Now imagine achieving consistency right across the databases for all fields. We found that a character was often recorded/coded in different ways between rice types. So in one, the color ‘white’ might have been coded as a ‘1’, but as a ‘5’ in another. Or ‘1’ was ‘green’ in another database. And so it went on. We had to convert all codes to a meaningful and consistent description, each independent of the other. So ‘1’ was converted in one database to ‘white’ and ‘5’ to ‘white’ as well, etc. Having made all these conversions, with very careful cross checking along the way, and regular data back-ups, we finally had consistent field names and structures, and recording/coding of data for the entire germplasm collection. I don’t remember exactly how long this took, but it must have been between 18 months and two years.
The next step
But once completed, we could move on to the next phase of developing an online system to access genebank data, the International Rice Genebank Collection Information System (IRGCIS), with inputs from the former System-wide Genetic Resources Program (SGRP), an initiative of all the CGIAR centers with genebanks and genetic resources activities.
IRGCIS is a comprehensive system that manages the data of all rice germplasm conserved at IRRI. It is designed to manage the genebank operations more efficiently.
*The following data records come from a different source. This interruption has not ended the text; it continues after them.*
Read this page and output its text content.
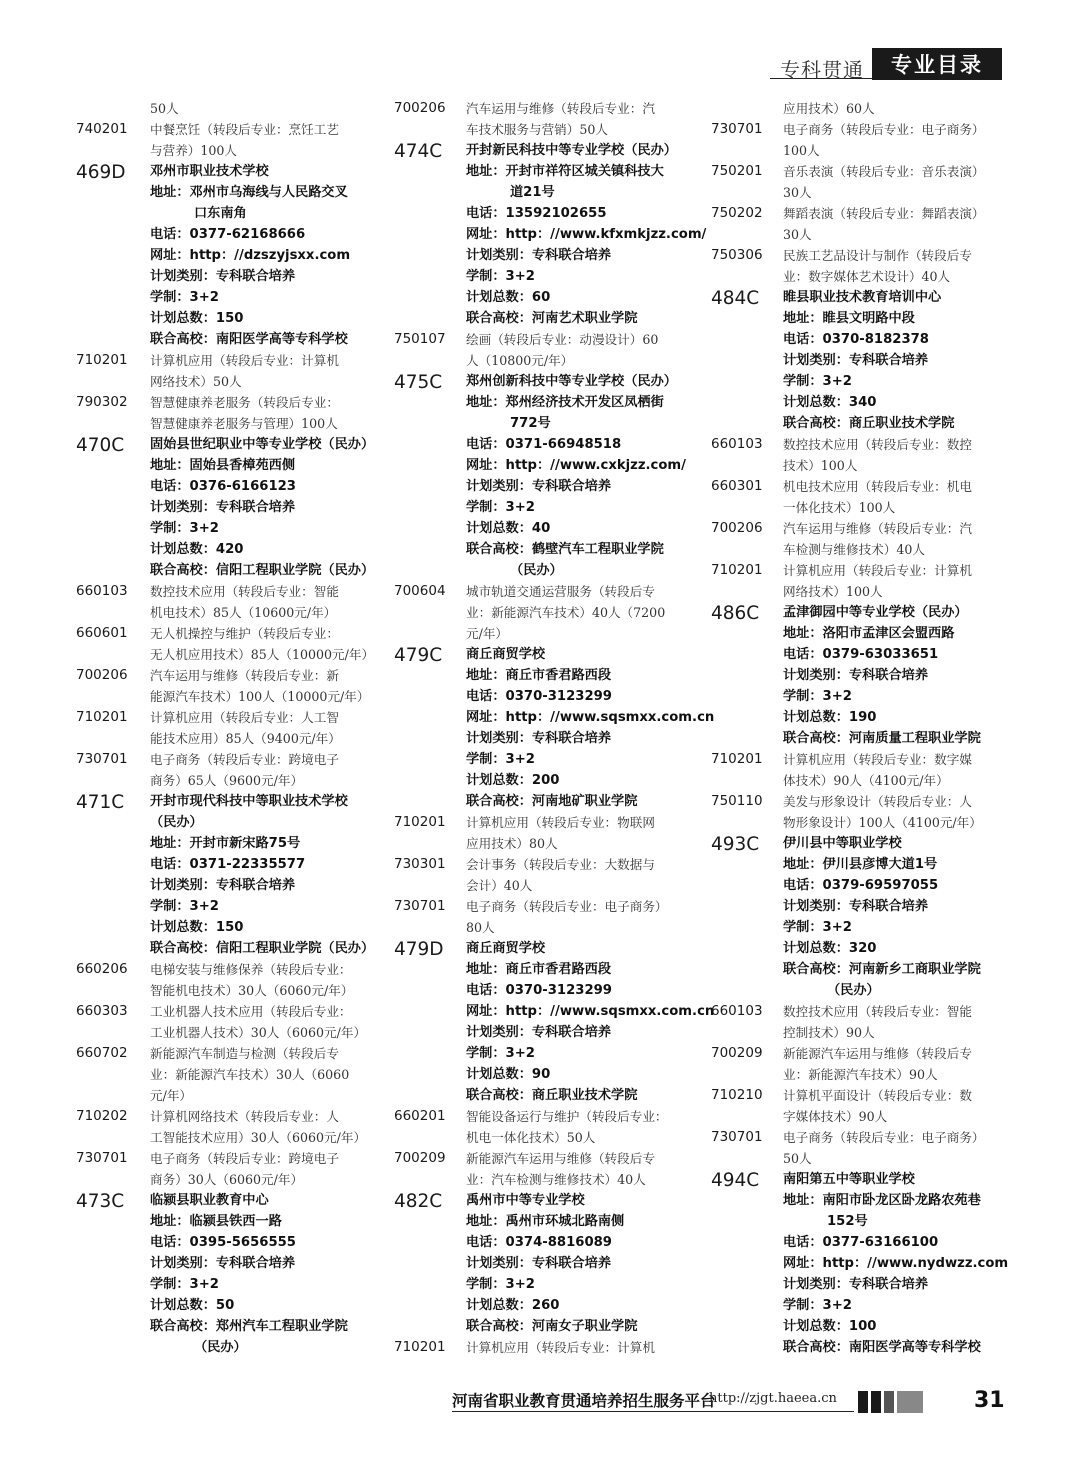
专科贯通	专业目录
50人
740201	中餐烹饪（转段后专业：烹饪工艺
与营养）100人
469D	邓州市职业技术学校
地址：邓州市乌海线与人民路交叉
口东南角
电话：0377-62168666
网址：http：//dzszyjsxx.com
计划类别：专科联合培养
学制：3+2
计划总数：150
联合高校：南阳医学高等专科学校
710201	计算机应用（转段后专业：计算机
网络技术）50人
790302	智慧健康养老服务（转段后专业：
智慧健康养老服务与管理）100人
470C	固始县世纪职业中等专业学校（民办）
地址：固始县香樟苑西侧
电话：0376-6166123
计划类别：专科联合培养
学制：3+2
计划总数：420
联合高校：信阳工程职业学院（民办）
660103	数控技术应用（转段后专业：智能
机电技术）85人（10600元/年）
660601	无人机操控与维护（转段后专业：
无人机应用技术）85人（10000元/年）
700206	汽车运用与维修（转段后专业：新
能源汽车技术）100人（10000元/年）
710201	计算机应用（转段后专业：人工智
能技术应用）85人（9400元/年）
730701	电子商务（转段后专业：跨境电子
商务）65人（9600元/年）
471C	开封市现代科技中等职业技术学校
（民办）
地址：开封市新宋路75号
电话：0371-22335577
计划类别：专科联合培养
学制：3+2
计划总数：150
联合高校：信阳工程职业学院（民办）
660206	电梯安装与维修保养（转段后专业：
智能机电技术）30人（6060元/年）
660303	工业机器人技术应用（转段后专业：
工业机器人技术）30人（6060元/年）
660702	新能源汽车制造与检测（转段后专
业：新能源汽车技术）30人（6060
元/年）
710202	计算机网络技术（转段后专业：人
工智能技术应用）30人（6060元/年）
730701	电子商务（转段后专业：跨境电子
商务）30人（6060元/年）
473C	临颍县职业教育中心
地址：临颍县铁西一路
电话：0395-5656555
计划类别：专科联合培养
学制：3+2
计划总数：50
联合高校：郑州汽车工程职业学院
（民办）
700206	汽车运用与维修（转段后专业：汽
车技术服务与营销）50人
474C	开封新民科技中等专业学校（民办）
地址：开封市祥符区城关镇科技大
道21号
电话：13592102655
网址：http：//www.kfxmkjzz.com/
计划类别：专科联合培养
学制：3+2
计划总数：60
联合高校：河南艺术职业学院
750107	绘画（转段后专业：动漫设计）60
人（10800元/年）
475C	郑州创新科技中等专业学校（民办）
地址：郑州经济技术开发区凤栖街
772号
电话：0371-66948518
网址：http：//www.cxkjzz.com/
计划类别：专科联合培养
学制：3+2
计划总数：40
联合高校：鹤壁汽车工程职业学院
（民办）
700604	城市轨道交通运营服务（转段后专
业：新能源汽车技术）40人（7200
元/年）
479C	商丘商贸学校
地址：商丘市香君路西段
电话：0370-3123299
网址：http：//www.sqsmxx.com.cn
计划类别：专科联合培养
学制：3+2
计划总数：200
联合高校：河南地矿职业学院
710201	计算机应用（转段后专业：物联网
应用技术）80人
730301	会计事务（转段后专业：大数据与
会计）40人
730701	电子商务（转段后专业：电子商务）
80人
479D	商丘商贸学校
地址：商丘市香君路西段
电话：0370-3123299
网址：http：//www.sqsmxx.com.cn
计划类别：专科联合培养
学制：3+2
计划总数：90
联合高校：商丘职业技术学院
660201	智能设备运行与维护（转段后专业：
机电一体化技术）50人
700209	新能源汽车运用与维修（转段后专
业：汽车检测与维修技术）40人
482C	禹州市中等专业学校
地址：禹州市环城北路南侧
电话：0374-8816089
计划类别：专科联合培养
学制：3+2
计划总数：260
联合高校：河南女子职业学院
710201	计算机应用（转段后专业：计算机
应用技术）60人
730701	电子商务（转段后专业：电子商务）
100人
750201	音乐表演（转段后专业：音乐表演）
30人
750202	舞蹈表演（转段后专业：舞蹈表演）
30人
750306	民族工艺品设计与制作（转段后专
业：数字媒体艺术设计）40人
484C	睢县职业技术教育培训中心
地址：睢县文明路中段
电话：0370-8182378
计划类别：专科联合培养
学制：3+2
计划总数：340
联合高校：商丘职业技术学院
660103	数控技术应用（转段后专业：数控
技术）100人
660301	机电技术应用（转段后专业：机电
一体化技术）100人
700206	汽车运用与维修（转段后专业：汽
车检测与维修技术）40人
710201	计算机应用（转段后专业：计算机
网络技术）100人
486C	孟津御园中等专业学校（民办）
地址：洛阳市孟津区会盟西路
电话：0379-63033651
计划类别：专科联合培养
学制：3+2
计划总数：190
联合高校：河南质量工程职业学院
710201	计算机应用（转段后专业：数字媒
体技术）90人（4100元/年）
750110	美发与形象设计（转段后专业：人
物形象设计）100人（4100元/年）
493C	伊川县中等职业学校
地址：伊川县彦博大道1号
电话：0379-69597055
计划类别：专科联合培养
学制：3+2
计划总数：320
联合高校：河南新乡工商职业学院
（民办）
660103	数控技术应用（转段后专业：智能
控制技术）90人
700209	新能源汽车运用与维修（转段后专
业：新能源汽车技术）90人
710210	计算机平面设计（转段后专业：数
字媒体技术）90人
730701	电子商务（转段后专业：电子商务）
50人
494C	南阳第五中等职业学校
地址：南阳市卧龙区卧龙路农苑巷
152号
电话：0377-63166100
网址：http：//www.nydwzz.com
计划类别：专科联合培养
学制：3+2
计划总数：100
联合高校：南阳医学高等专科学校
河南省职业教育贯通培养招生服务平台
http://zjgt.haeea.cn	31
It links all operations associated with germplasm conservation and management from acquisition of samples through seed multiplication, conservation, characterization, rejuvenation and distribution to end-users.
The system aims to:
- Assist the genebank staff in day-to-day activities.
- Facilitate recording, storage and maintenance of germplasm data.
- Allow the request of desired seeds and provide direct access to information about accessions in the genebank.
The data that are accessible are:
- Passport data.
- Morpho-agronomic descriptions.
- Evaluation data on the International Rice Genebank Collection.
- Germplasm availability.
A couple of years after IRGCIS, work began to develop the International Rice Information System (IRIS) as part of the International Crop Information System (ICIS) for the management of improved germplasm, breeding lines and the like, with full genealogy data. INGER also developed the INGERIS, but to tell the truth I’m not sure exactly where IRRI is these days with regard to cross system integration and the like.
But as I mentioned earlier, of one thing I am certain. Had we not taken the fundamental steps to clean up our data management act almost 25 years ago, we would not have had an effective platform to respond to global germplasm initiatives like the International Treaty or CBD, nor take advantage relatively easily of new data management software and hardware. It did require that broad perspective in the first instance. That I could bring to the party even though I didn’t have the technical know-how to undertake the detailed work myself.
¹ Source: the International Rice Genebank Collection Information System (IRGCIS), 8 June 2015.